Fifty years after its storied New York premiere, Stockhausen's response to the Happening gets a 21st-century staging. Culled from the worlds of contemporary art, performance, and music, a cast of "originals"-the word implying a simultaneous sense of authenticity and eccentricity-convenes to form a community of genuine individuals, whose self-created contributions are accompanied by some of the composer's most noted electroacoustic works, including Kontakte, performed by Iktus Percussion. Originale features Caden Manson and Jemma Nelson (directors), A.L. Steiner (filmmaker), Joe Drew (sound projectionist), and the inimitable Justin Vivian Bond. Curated by Nick Hallett as part of Darmstadt: Essential Repertoire; co-produced by The Kitchen and Goethe-Institut.

FILM / MUSIC
Sam Green
The Measure of All Things
With yMusic, November 21 at 7pm and 9pm
With Brendan Canty (Fugazi), T. Griffin, and Catherine McRae, November 22 at 7pm and 9pm
$25

The Measure of All Things is a new 'live documentary' by Academy Award-nominated filmmaker Sam Green. The piece, which premiered at the 2014 Sundance Film Festival, is a meditation on fate, time, and the outer contours of the human experience.

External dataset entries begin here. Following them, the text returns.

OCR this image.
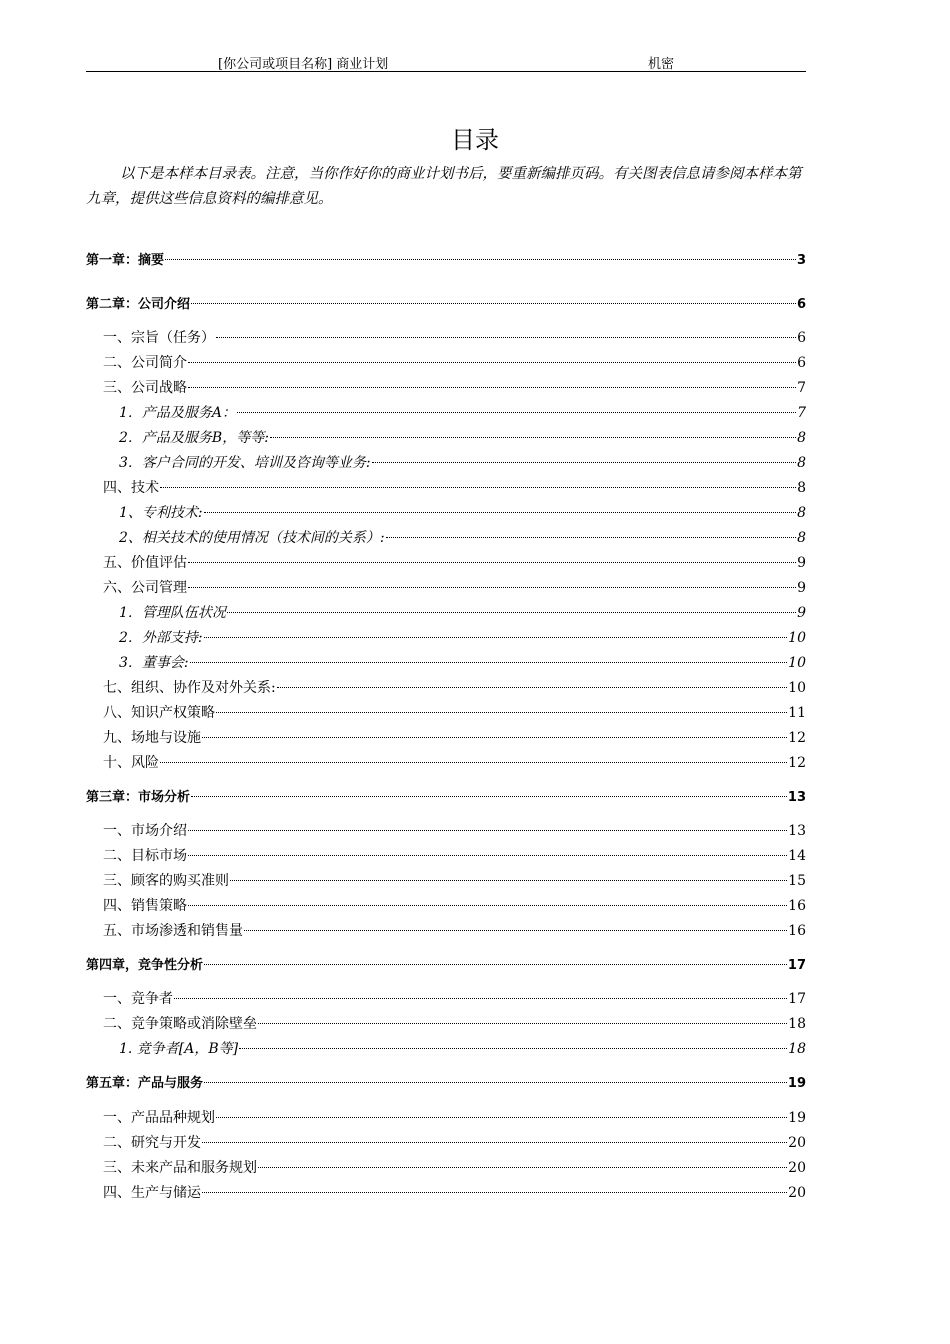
[你公司或项目名称] 商业计划	机密
目录
以下是本样本目录表。注意，当你作好你的商业计划书后，要重新编排页码。有关图表信息请参阅本样本第九章，提供这些信息资料的编排意见。
第一章：摘要	3
第二章：公司介绍	6
一、宗旨（任务）	6
二、公司简介	6
三、公司战略	7
1．产品及服务A：	7
2．产品及服务B，等等:	8
3．客户合同的开发、培训及咨询等业务:	8
四、技术	8
1、专利技术:	8
2、相关技术的使用情况（技术间的关系）:	8
五、价值评估	9
六、公司管理	9
1．管理队伍状况	9
2．外部支持:	10
3．董事会:	10
七、组织、协作及对外关系:	10
八、知识产权策略	11
九、场地与设施	12
十、风险	12
第三章：市场分析	13
一、市场介绍	13
二、目标市场	14
三、顾客的购买准则	15
四、销售策略	16
五、市场渗透和销售量	16
第四章，竞争性分析	17
一、竞争者	17
二、竞争策略或消除壁垒	18
1. 竞争者[A，B等]	18
第五章：产品与服务	19
一、产品品种规划	19
二、研究与开发	20
三、未来产品和服务规划	20
四、生产与储运	20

Inspired very loosely by the Guinness Book of World Records, The Measure of All Things will weave together a series of portraits of record-holding people, places, and things including the tallest man (7 feet 9 inches), the oldest living thing (a 5,000 year old Bristlecone Pine in Southern California), the man struck by lightning the most times (seven!), the oldest living person (116), and the woman with the world's longest name, among others.

Drawing inspiration equally from old travelogues, the Benshi tradition, and TED talks, The Measure of All Things will be screened with in-person narration by Green with a live soundtrack by yMusic on November 21 and by Brendan Canty (Fugazi), T. Griffin and Catherine McRae on November 22.

The Measure of All Things received support from Rooftop Films, DCTV, and the National Endowment for the Arts.

MUSIC
Dither
John Zorn's Game Pieces
December 13 at 8pm; $15

The electric guitar quartet Dither presents a raucous evening of John Zorn's game pieces in conjunction with their forthcoming release on Tzadik. Dither is among a new generation of musicians that Zorn has charged with performing and developing these notorious compositions, which run the gamut of sonic worlds and interactive techniques. Each game piece incorporates a set of rules and tactics in order to create a unique improvisational playing field: Ivesian layering of styles in Fencing, twisting impressionistic textures in Curling, fast-paced exchange of musical ideas in Lacrosse, and a musical language reduced to five sounds in Hockey. 2014 marks the 30th anniversary of Zorn's influential game piece Cobra and these earlier pieces dating from the late '70s provide an exciting window into the development of this seminal work.